La bohème, Tosca, Madama Butterfly, Turandot – wer den Namen Giacomo Puccini hört, denkt wohl fast immer an die großen italienischen Arien. Eher selten an den Wilden Westen, Revolver und Broadway. Sicher ein Grund, warum sein Spätwerk La fanciulla del West so selten aufgeführt wird. Die Bayerische Staatsoper hat mit einer fulminanten Neuinszenierung von Andreas Dresen gezeigt, dass diese Einschätzung wohl noch einmal überdacht werden muss.
Dresen ist offenkundig kein Freund von Klischees. Statt Saloons, Steppenläufer und dem paffenden Marlboro-Cowboy, setzt der mit vielen Preisen ausgezeichnete deutsche Filmregisseur auf ein Psychodrama im Tatort-Stil. Die Bühne (Mathias Fischer-Dieskau) zeigt ein karges Bergarbeitercamp, welches eher an einen Hochsicherheitstrakt erinnert, der die große Weite des Münchner Bühnenhauses ignoriert und den Blick ganz auf das Zentrum der Handlung konzentriert. Was nach Kleinstadttheater klingt, entpuppt sich schnell als gelungener Schachzug, der Puccinis Stück das Karl-Mai-Pathos nimmt.
Wird hier wirklich Gold geschürft, wie es in Guelfo Civininis und Carlo Zangarinis Libretto zu lesen ist? Es spielt eigentlich keine Rolle, denn nicht zuletzt durch die realitätsnahen Kostüme (Sabine Greunig), wird die Handlung auf sehr überzeugende Weise ins Hier und Jetzt transportiert. Der Dokumentarfilm Workingman’s Death aus dem Jahr 2005, der vom Kohlebergbau bis hin zum Stahlarbeiter Schwerstarbeiter aus aller Welt zeigt, dient als Vorbild und daraus wird kein Hehl gemacht.

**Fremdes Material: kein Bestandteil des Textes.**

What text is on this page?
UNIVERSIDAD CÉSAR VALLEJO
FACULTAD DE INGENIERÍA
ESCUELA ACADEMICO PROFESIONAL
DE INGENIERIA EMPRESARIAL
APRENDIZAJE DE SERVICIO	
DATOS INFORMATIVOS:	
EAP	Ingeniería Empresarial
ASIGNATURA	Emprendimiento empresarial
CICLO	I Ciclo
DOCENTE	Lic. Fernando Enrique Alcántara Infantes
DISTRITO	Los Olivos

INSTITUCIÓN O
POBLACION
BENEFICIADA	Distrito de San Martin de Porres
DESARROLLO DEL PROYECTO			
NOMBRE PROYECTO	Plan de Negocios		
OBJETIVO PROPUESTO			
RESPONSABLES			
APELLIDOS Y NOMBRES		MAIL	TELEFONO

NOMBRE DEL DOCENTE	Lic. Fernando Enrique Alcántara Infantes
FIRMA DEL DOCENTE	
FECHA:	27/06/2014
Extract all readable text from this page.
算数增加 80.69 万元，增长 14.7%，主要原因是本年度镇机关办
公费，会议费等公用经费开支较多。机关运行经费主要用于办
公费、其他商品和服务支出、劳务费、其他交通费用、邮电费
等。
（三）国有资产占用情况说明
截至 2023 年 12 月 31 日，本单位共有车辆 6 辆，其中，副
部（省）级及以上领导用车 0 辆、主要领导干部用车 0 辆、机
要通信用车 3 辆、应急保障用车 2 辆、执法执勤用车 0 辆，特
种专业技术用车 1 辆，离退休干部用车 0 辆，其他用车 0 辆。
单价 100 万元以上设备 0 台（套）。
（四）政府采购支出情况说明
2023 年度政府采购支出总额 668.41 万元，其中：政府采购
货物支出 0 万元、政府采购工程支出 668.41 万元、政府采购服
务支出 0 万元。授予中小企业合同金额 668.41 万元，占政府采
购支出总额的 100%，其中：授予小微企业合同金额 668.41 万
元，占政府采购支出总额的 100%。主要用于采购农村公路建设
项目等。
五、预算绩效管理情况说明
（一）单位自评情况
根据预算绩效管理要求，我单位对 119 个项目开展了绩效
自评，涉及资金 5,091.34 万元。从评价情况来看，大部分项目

Auch deswegen verzichtet man wohl auf den englischen Titel The Girl of the Golden West – denn golden ist hier wirklich nichts.
Schon gar nicht Anja Kampe, die an diesem Abend die Hauptrolle sang. Ihre Minnie kommt breitbeinig, in zerrissener Jeans, Boyfriend-Hemd und dicker Gürtelschnalle auf die Bühne geschlurft und hat so gar nix vom keuschen Saloonmädchen. Kampe ist eher eine Rockerbraut und so klang auch ihre Stimme: hart, kalt, spröde. In den Mittellagen tönte das durch und durch überzeugend intensiv, doch in den Höhen wurde es manchmal schrill und scharf.
Gleichwohl changierte sie fabelhaft zwischen der revolvertragenden Herbergsmutter und dem treudoofen Liebchen, die den Minenarbeitern am Sonntag aus der Bibel vorliest. Stimmlich im ersten Akt streckenweise noch etwas schwach, blühte sie im zweiten und dritten Teil des Abends merklich auf und blieb durch ihre grandiose Bühnenpräsenz nachhaltig in Erinnerung.
Brandon Jovanovich stand ihr als Ihr Liebhaber und furchtloser Bandit Dick Johnson zur Seite. Nicht nur das Gold der Minenarbeiter, sondern auch einen ersten Kuss gilt es zu stehlen. Er hatte am stärksten gegen das Orchester zu kämpfen; nicht immer drang sein charmanter und äußerst gefälliger Tenor bis in die letzten Reihen vor.